St. Justin, Martyr

St. Justin, Martyr
2 Timothy 1:1-3,6-12  +  Mark 12:18-27
June 1, 2016

“To you I lift up my eyes who are enthroned in heaven.”

Psalm 123, from which today’s Responsorial is taken, is one of a collection of fifteen psalms.  Each of them—Psalms 120-134—begins with the same title:  in the New American Bible, “A song of ascents.”

It’s significant that the word “ascents” is plural.  Each of these psalms is not a “song of ascent”, akin to the Ascension of Jesus, or the Assumption of Mary, as if the ascent takes place in one fell swoop.  The fact that the psalmist is talking about “ascents” in the plural connotes that there are discrete stages or steps within the entire ascent:  one ascends, and then stops, and then continues again, and so on.  In St. Augustine of Hippo’s exposition of the first of these fifteen psalms, he meditates on this image of the ascent of the spiritual life taking place in discrete steps, saying:

“Now ascents, or steps, can be used for either going up or going down, but the steps that appear in these psalms represent people going up.  We too are to ascend, but we must not try to climb with our bodily feet; rather should we remember what was written in another Psalm: ‘God arranges ascents in His heart, in the valley of weeping, to the place He has appointed’ [Psalm 84:5-6].”

Referring to those two verses, St. Augustine notes how the Word who “was made Flesh, and dwelt among us” “came down to you, but in such wise that He remained in Himself; He came down to you so that for you He might become a valley of weeping, but He remained in Himself so that He might be for you the mountain of your ascent.”  In other words, in His humanity, the Word descends to fallen man, so that fallen man, through Christ’s Passion, Death, Resurrection and Ascension might ascend to God.
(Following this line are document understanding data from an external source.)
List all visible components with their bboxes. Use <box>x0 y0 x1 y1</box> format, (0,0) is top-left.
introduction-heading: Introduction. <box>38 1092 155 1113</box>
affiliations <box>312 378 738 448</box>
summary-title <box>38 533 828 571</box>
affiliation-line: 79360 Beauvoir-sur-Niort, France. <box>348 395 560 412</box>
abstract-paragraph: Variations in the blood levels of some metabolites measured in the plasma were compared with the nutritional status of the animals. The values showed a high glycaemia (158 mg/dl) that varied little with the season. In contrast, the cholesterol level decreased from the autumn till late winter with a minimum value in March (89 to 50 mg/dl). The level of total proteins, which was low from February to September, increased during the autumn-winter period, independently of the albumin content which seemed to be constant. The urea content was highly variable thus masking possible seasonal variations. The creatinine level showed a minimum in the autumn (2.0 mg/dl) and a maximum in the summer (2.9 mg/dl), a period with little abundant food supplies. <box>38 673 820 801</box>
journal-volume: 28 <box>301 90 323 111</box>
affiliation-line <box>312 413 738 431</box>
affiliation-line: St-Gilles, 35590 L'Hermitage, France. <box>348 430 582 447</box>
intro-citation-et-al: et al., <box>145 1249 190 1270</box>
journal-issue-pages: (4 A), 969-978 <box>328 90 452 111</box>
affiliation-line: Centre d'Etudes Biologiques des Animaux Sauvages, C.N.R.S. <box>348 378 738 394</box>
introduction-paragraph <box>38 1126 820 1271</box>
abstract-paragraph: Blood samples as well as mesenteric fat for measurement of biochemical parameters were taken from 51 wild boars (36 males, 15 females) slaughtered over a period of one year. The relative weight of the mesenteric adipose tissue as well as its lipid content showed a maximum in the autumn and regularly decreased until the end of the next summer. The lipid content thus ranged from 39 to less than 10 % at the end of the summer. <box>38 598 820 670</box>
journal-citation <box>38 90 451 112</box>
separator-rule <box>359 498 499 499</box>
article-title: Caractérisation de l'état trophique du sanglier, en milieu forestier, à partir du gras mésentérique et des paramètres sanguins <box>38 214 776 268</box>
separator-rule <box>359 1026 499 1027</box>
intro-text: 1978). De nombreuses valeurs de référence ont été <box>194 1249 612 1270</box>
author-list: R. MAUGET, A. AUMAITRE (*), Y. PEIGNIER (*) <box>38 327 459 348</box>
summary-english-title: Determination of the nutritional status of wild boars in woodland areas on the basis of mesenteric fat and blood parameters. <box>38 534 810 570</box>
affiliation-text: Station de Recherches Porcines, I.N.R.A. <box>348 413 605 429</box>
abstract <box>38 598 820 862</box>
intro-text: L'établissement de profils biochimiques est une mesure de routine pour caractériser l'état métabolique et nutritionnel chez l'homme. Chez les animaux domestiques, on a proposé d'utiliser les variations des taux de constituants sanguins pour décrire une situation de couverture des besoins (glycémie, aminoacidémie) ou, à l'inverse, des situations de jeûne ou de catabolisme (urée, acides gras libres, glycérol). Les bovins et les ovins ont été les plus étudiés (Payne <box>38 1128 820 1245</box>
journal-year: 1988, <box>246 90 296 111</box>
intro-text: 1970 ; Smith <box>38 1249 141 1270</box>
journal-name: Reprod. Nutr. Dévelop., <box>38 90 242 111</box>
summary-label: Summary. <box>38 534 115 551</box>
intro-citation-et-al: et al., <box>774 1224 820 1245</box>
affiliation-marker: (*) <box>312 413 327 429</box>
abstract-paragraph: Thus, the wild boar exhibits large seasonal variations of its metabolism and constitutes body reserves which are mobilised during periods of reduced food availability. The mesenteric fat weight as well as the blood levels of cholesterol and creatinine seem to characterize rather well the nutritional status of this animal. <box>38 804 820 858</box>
But the Doctor of Grace also wants his listeners to see how they themselves are meant to share in the activity of Christ according to both of His natures.  To do this, he turns to the vision of the Old Testament patriarch, saying:  “Jacob saw a vision of ladders, and on those ladders some were shown to him mounting and others coming down; he saw the movement in both directions.[1]  We may perhaps think that the climbers he saw were those making progress, and those coming down were backsliders, because this is in fact what we find in the people of God:  that some make progress and others fall away.

“The ladders may possibly suggest these, but perhaps it is better to think that all those on the ladders, whether ascending or descending, are good people; for it was no accident that the text spoke of some as descending, not as falling down.  There is a vast difference between descending and falling, for it was because Adam fell that Christ descended.  … the one fell through pride, the other descended in mercy.”

“… there are many holy people who imitate him by descending to us, and have done so in the past. … And this was because Christ also, by being born and suffering, made Himself such that people could talk about Him; for humans easily talk about another human.  Can any mortal talk about God, as God truly is?  But men and women readily speak about someone human like themselves.  If great people were to come down to little ones and yet speak to them only of him who is great, it was necessary for him who was great to become little himself, so that great human teachers could speak of him to little people.  And this he did.”[2]


[1] See Genesis 28:12.
[2] St. Augustine of Hippo, Exposition of Psalm 119.